Tumbada bajo las desiguales ramas de mi jardín, donde empiezan a brotar las hojas que darán sombra en el verano, pienso en qué haría ahora Don Quijote al ver los molinos que, en otro tiempo, para él fueron gigantes, cobardes y viles criaturas. Sí. ¿Qué haría con ellos? Y repasando, de nuevo, este mundo donde la tecnología y los avances nos dominan por doquier, pues adondequiera que miras allí aparece un móvil y un sinfín de cosas más, Don Quijote fantasearía o enloquecería otra vez; porque vería que los molinos ya no son esos gigantes con los que quería hacer batalla, sino drones volando hacia él sin compasión alguna. O pudiera ser que los creyera descomunales robots emprendiendo ofensiva en aquellos sedientos campos de La Mancha. Y de repente, evoco al ilustre hidalgo, valiente y heroico, montado sobre Rocinante y dando aquellas mismas voces a su escudero Sancho para que se pusiera en oración al entrar con ellos en fiera y desigual batalla.
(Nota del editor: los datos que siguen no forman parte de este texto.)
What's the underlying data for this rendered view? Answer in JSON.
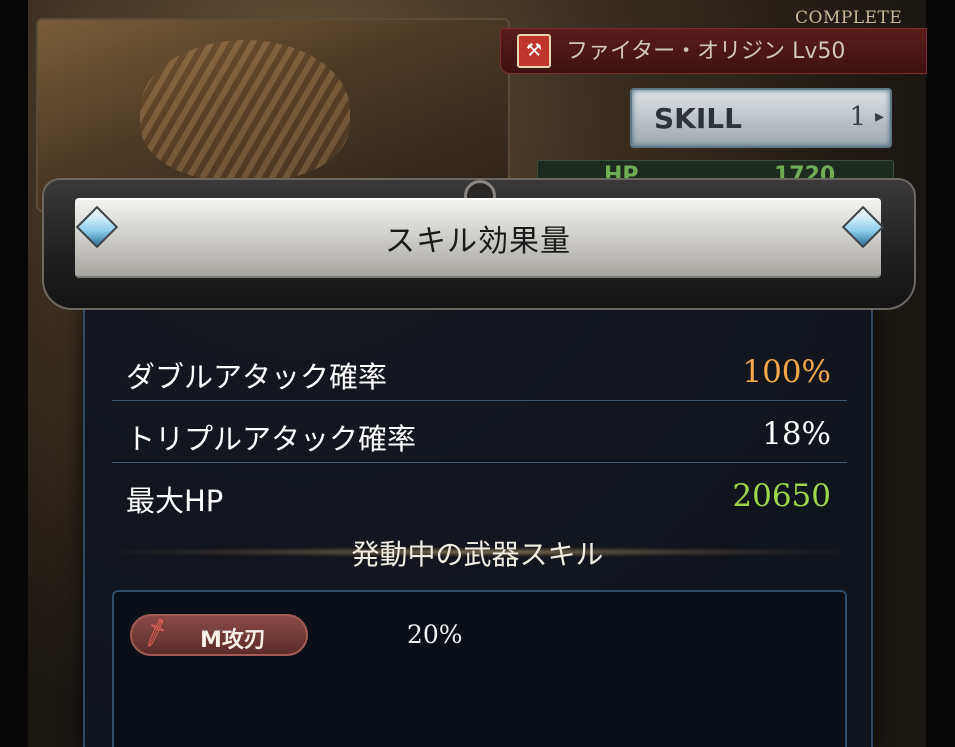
{
  "background": {
    "complete_tag": "COMPLETE",
    "class_name": "ファイター・オリジン Lv50",
    "skill_button": {
      "label": "SKILL",
      "count": "1"
    },
    "hp_label": "HP",
    "hp_value": "1720"
  },
  "popup": {
    "title": "スキル効果量",
    "stats": [
      {
        "label": "ダブルアタック確率",
        "value": "100%",
        "color": "#f4a64a"
      },
      {
        "label": "トリプルアタック確率",
        "value": "18%",
        "color": "#ffffff"
      },
      {
        "label": "最大HP",
        "value": "20650",
        "color": "#9ed64a"
      }
    ],
    "weapon_section_title": "発動中の武器スキル",
    "weapon_skills": [
      {
        "icon": "sword-icon",
        "name": "M攻刃",
        "value": "20%"
      }
    ]
  }
}
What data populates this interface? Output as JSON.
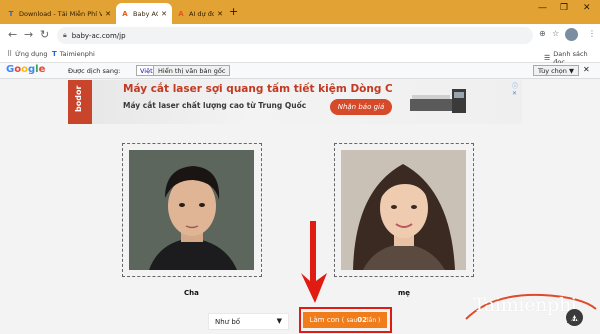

Sin embargo, mi imaginación tiene una nueva opción, una muy diferente a la primera y que no quiero dejar escapar junto a la fresca brisa que corre suelta por entre las ramas. Pretendo especular que, a pesar de los progresos de este siglo en el que vivimos y en los que Don Quijote se sentiría sobrecogido por los molinos convertidos en drones, o en qué se yo, hay algo más profundo; algo que supera por mucho a su fantasía, locura o cordura, sensatez o chifladura; y que siempre perduró en su interior a lo largo de sus caballerescas andanzas.

El amor que su corazón retuvo en todas sus aventuras…
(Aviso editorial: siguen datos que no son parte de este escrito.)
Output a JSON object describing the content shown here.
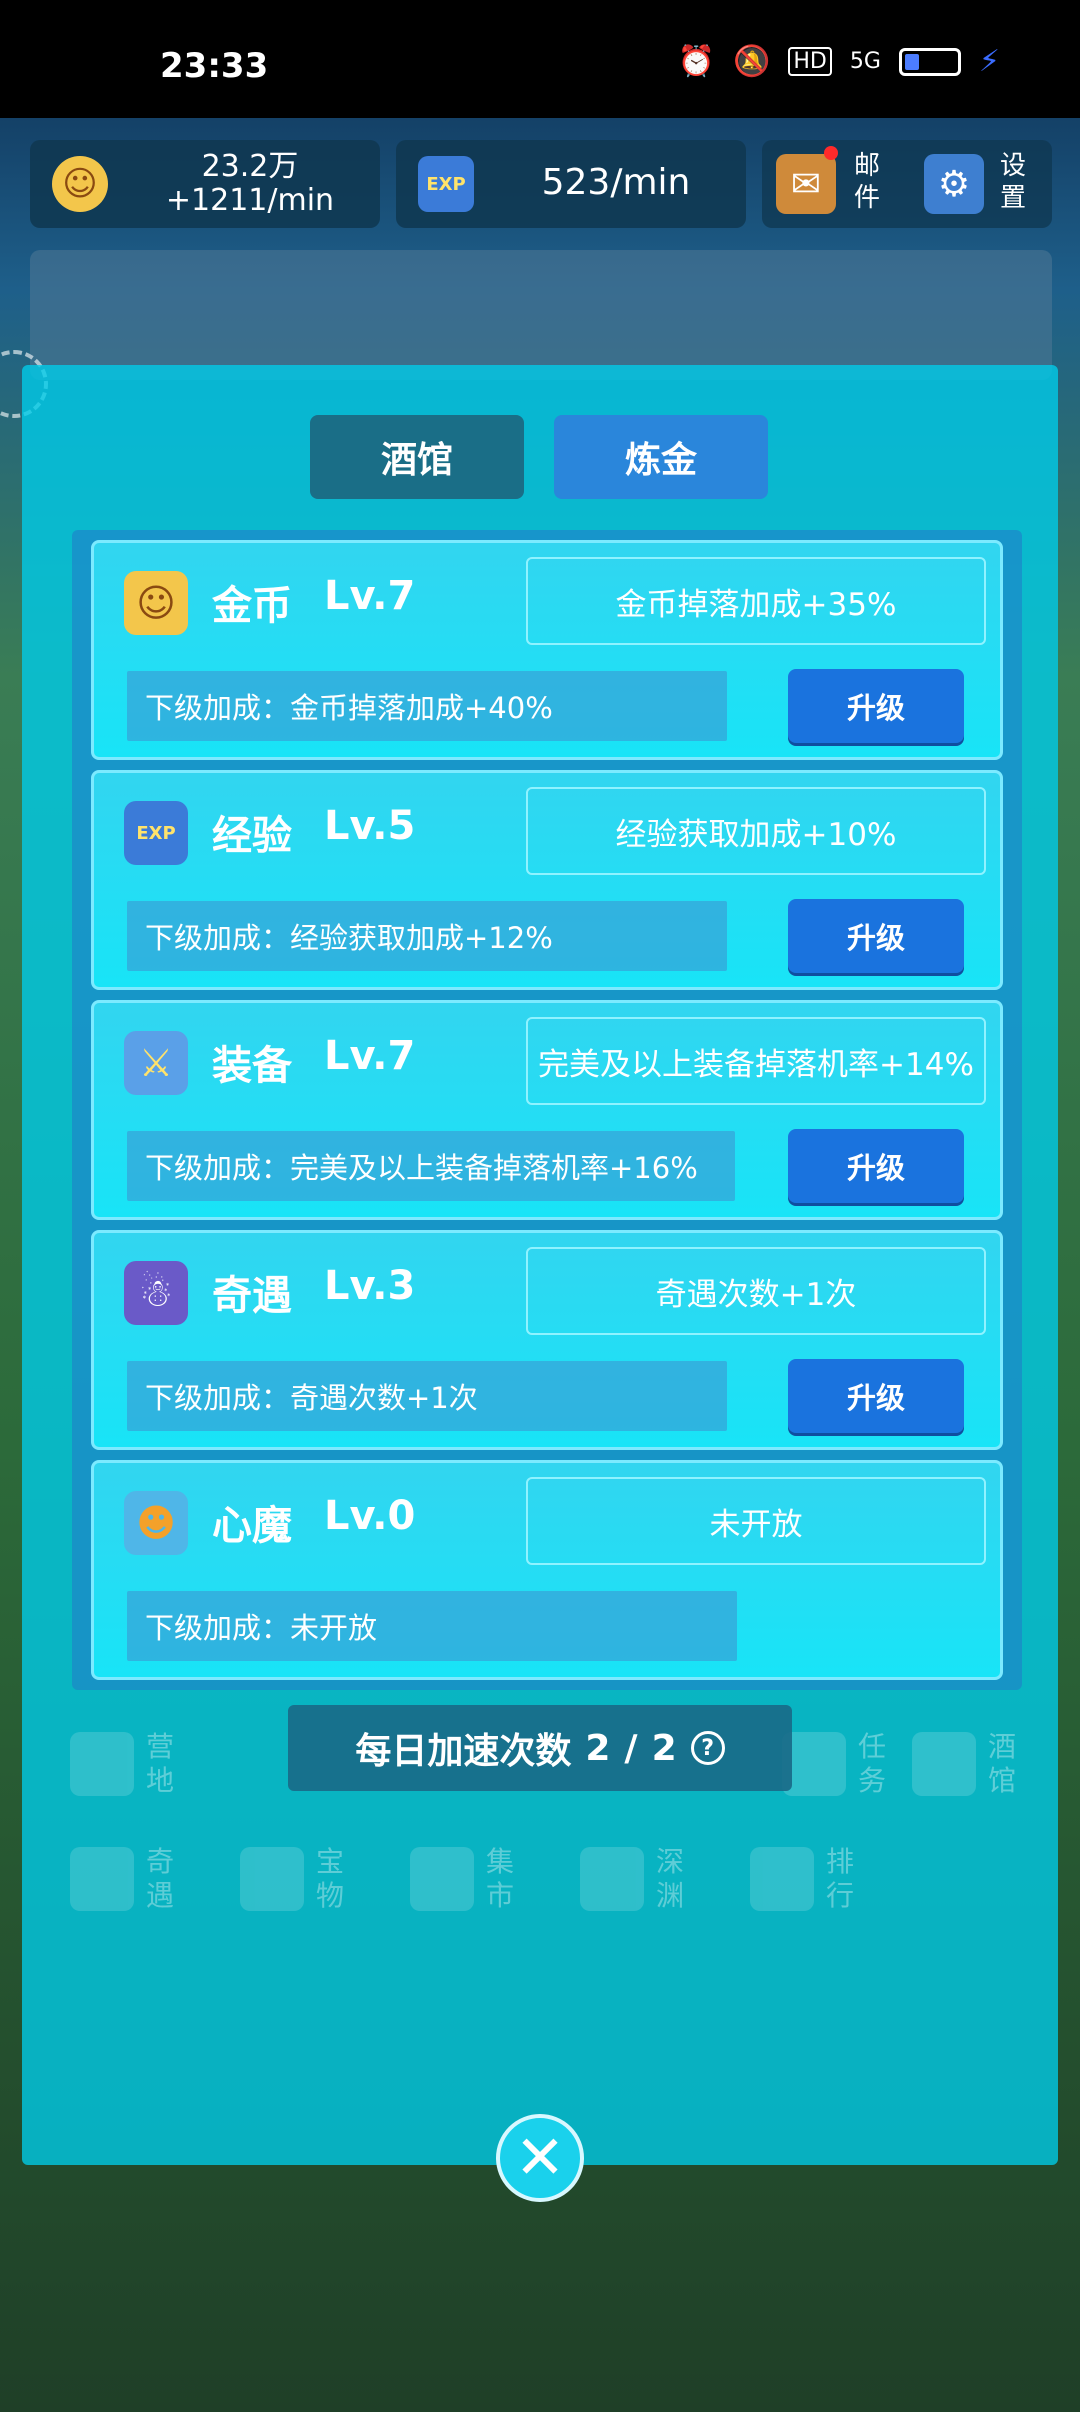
{
  "status_bar": {
    "time": "23:33",
    "network": "5G",
    "hd": "HD"
  },
  "hud": {
    "gold_amount": "23.2万",
    "gold_rate": "+1211/min",
    "exp_rate": "523/min",
    "mail_label": "邮件",
    "settings_label": "设置",
    "exp_icon_text": "EXP"
  },
  "tabs": [
    {
      "label": "酒馆"
    },
    {
      "label": "炼金"
    }
  ],
  "cards": [
    {
      "icon": "gold-coin-icon",
      "name": "金币",
      "level": "Lv.7",
      "current": "金币掉落加成+35%",
      "next": "下级加成：金币掉落加成+40%",
      "button": "升级"
    },
    {
      "icon": "exp-book-icon",
      "name": "经验",
      "level": "Lv.5",
      "current": "经验获取加成+10%",
      "next": "下级加成：经验获取加成+12%",
      "button": "升级"
    },
    {
      "icon": "sword-shield-icon",
      "name": "装备",
      "level": "Lv.7",
      "current": "完美及以上装备掉落机率+14%",
      "next": "下级加成：完美及以上装备掉落机率+16%",
      "button": "升级"
    },
    {
      "icon": "adventure-icon",
      "name": "奇遇",
      "level": "Lv.3",
      "current": "奇遇次数+1次",
      "next": "下级加成：奇遇次数+1次",
      "button": "升级"
    },
    {
      "icon": "heart-demon-icon",
      "name": "心魔",
      "level": "Lv.0",
      "current": "未开放",
      "next": "下级加成：未开放"
    }
  ],
  "speedup": {
    "label": "每日加速次数",
    "current": "2",
    "sep": "/",
    "max": "2",
    "help": "?"
  },
  "bg_menu": [
    "营地",
    "任务",
    "酒馆",
    "奇遇",
    "宝物",
    "集市",
    "深渊",
    "排行"
  ],
  "close": "✕"
}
Y como el sol del atardecer detenido en mis pupilas, imagino a Don Quijote cabalgando junto a su escudero Sancho. La tarde, también cae indiferente sobre los campos de Castilla mientras que ellos, conversan animadamente, como solían hacer antaño. Entonces, en el horizonte divisan unos cuantos molinos con sus aspas en movimiento; saludando al viento que se lleva tras de sí las nubes. Los ven en la distancia, inalterables; blancos como la cal y la espuma de sal, dibujándose sobre el infinito paisaje. Y Don Quijote abre asombrado sus ojos: ya no ve desaforados gigantes, sino bellas damas de delantales blancos. Y así, irresistible, vuelve a resurgir el amor en toda su esencia; aquel amor que sentía por la hermosa Dulcinea y que hizo que, otra vez, pensara en ella.

El molino era ella, señora de sus pensamientos, de sin par y sin igual belleza; que con sus dulces ojos, semejantes a ventanas abiertas de par en par, lo avistaba en la lejanía montado sobre Rocinante. Y las aspas en agitación al viento, eran sus apasionados brazos que lo querían abrazar con anhelo; para no olvidar a un hidalgo que anduvo del todo enamorado. Y la puerta que se abría y cerraba, eran sus jugosos labios encendidos por los últimos rayos de sol; que pronunciaban su nombre de héroe valiente. De manera que Don Quijote, cuerdo o loco, embelesado por los molinos o encantado por sus propios delirios, ya no sentía la dolorosa tristeza por la ausencia de su amada Dulcinea; pues estaba frente a él, lozana, serena y princesa de sus ensueños. Y tras el viento que iba muriendo, poco a poco, y ya no hacía voltear las aspas, desaparecía su melancolía. Porque un caballero andante sin amores, era como árbol sin hojas y cuerpo sin alma.

Y así, me imaginé a Don Quijote, lleno de pasión y ternura; cercando y asediando aquellos molinos blanqueados de cal que embellecían los pajizos campos. Enamorado como el cielo de sus estrellas, legítimo caballero e hidalgo, contendiendo contra ellos por amor; su único amor.

Ese amor del que nunca, loco o cuerdo, escapó.